Ussindonesia.co.id , JAKARTA – PT Bank Central Asia Tbk. (BBCA) memberikan penjelasan soal kabar dugaan rekayasa dalam proses akuisisi 51% saham di era mantan Presiden Megawati Soekarnoputri, yang terkait dengan Bantuan Likuiditas BI pada masa krisis moneter 98.
PT Bank Central Asia Tbk. (BBCA) dengan tegas membantah tudingan adanya rekayasa dalam proses akuisisi 51% sahamnya di era kepemimpinan mantan Presiden Megawati Soekarnoputri. Penjelasan resmi ini disampaikan langsung oleh manajemen BCA melalui keterbukaan informasi kepada Bursa Efek Indonesia (BEI) pada Rabu, 20 Agustus 2025. Dalam dokumen yang ditandatangani oleh Corporate Secretary I Ketut Alam Wangsawijaya, manajemen BCA menyatakan informasi yang menyebutkan pembelian 51% saham BCA senilai sekitar Rp5 triliun melanggar hukum karena dugaan nilai pasar saat itu mencapai Rp117 triliun adalah informasi yang tidak benar.

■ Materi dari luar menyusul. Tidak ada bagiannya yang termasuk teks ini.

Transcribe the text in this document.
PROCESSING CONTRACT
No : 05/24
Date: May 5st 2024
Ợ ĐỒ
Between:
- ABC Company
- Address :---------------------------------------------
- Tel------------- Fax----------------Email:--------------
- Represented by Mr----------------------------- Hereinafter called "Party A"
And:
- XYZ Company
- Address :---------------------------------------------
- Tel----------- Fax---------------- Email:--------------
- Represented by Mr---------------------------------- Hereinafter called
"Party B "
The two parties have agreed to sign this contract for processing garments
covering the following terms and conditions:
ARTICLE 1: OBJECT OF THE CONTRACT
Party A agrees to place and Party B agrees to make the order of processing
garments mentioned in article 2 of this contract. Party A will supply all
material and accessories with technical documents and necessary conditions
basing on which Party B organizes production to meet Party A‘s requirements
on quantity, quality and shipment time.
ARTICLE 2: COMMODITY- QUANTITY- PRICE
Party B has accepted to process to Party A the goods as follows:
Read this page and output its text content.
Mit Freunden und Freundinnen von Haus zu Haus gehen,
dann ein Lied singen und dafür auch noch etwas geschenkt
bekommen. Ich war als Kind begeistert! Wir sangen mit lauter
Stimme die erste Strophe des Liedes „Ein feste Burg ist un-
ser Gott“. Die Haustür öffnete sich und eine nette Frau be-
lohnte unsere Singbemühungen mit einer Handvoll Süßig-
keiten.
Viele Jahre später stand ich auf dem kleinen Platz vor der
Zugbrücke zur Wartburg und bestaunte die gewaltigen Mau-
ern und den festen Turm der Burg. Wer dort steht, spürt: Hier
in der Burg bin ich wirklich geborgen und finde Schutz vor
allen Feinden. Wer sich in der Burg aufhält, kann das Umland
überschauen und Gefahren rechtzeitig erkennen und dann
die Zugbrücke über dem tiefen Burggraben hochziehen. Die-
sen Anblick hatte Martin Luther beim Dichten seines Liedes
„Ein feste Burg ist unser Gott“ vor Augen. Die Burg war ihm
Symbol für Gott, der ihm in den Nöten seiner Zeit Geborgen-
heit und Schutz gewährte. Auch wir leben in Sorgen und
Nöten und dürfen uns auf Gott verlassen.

Manajemen Bank Central Asia menjelaskan bahwa angka Rp117 triliun yang disebut-sebut itu sebenarnya merujuk pada total aset BCA, bukan nilai pasar perusahaan secara keseluruhan. Menurut BCA, nilai pasar perusahaan ditentukan secara lugas oleh harga saham yang diperdagangkan di bursa efek, dikalikan dengan jumlah total saham yang beredar di publik. Ini adalah metrik standar dalam penilaian korporasi yang seharusnya tidak disamakan dengan total aset.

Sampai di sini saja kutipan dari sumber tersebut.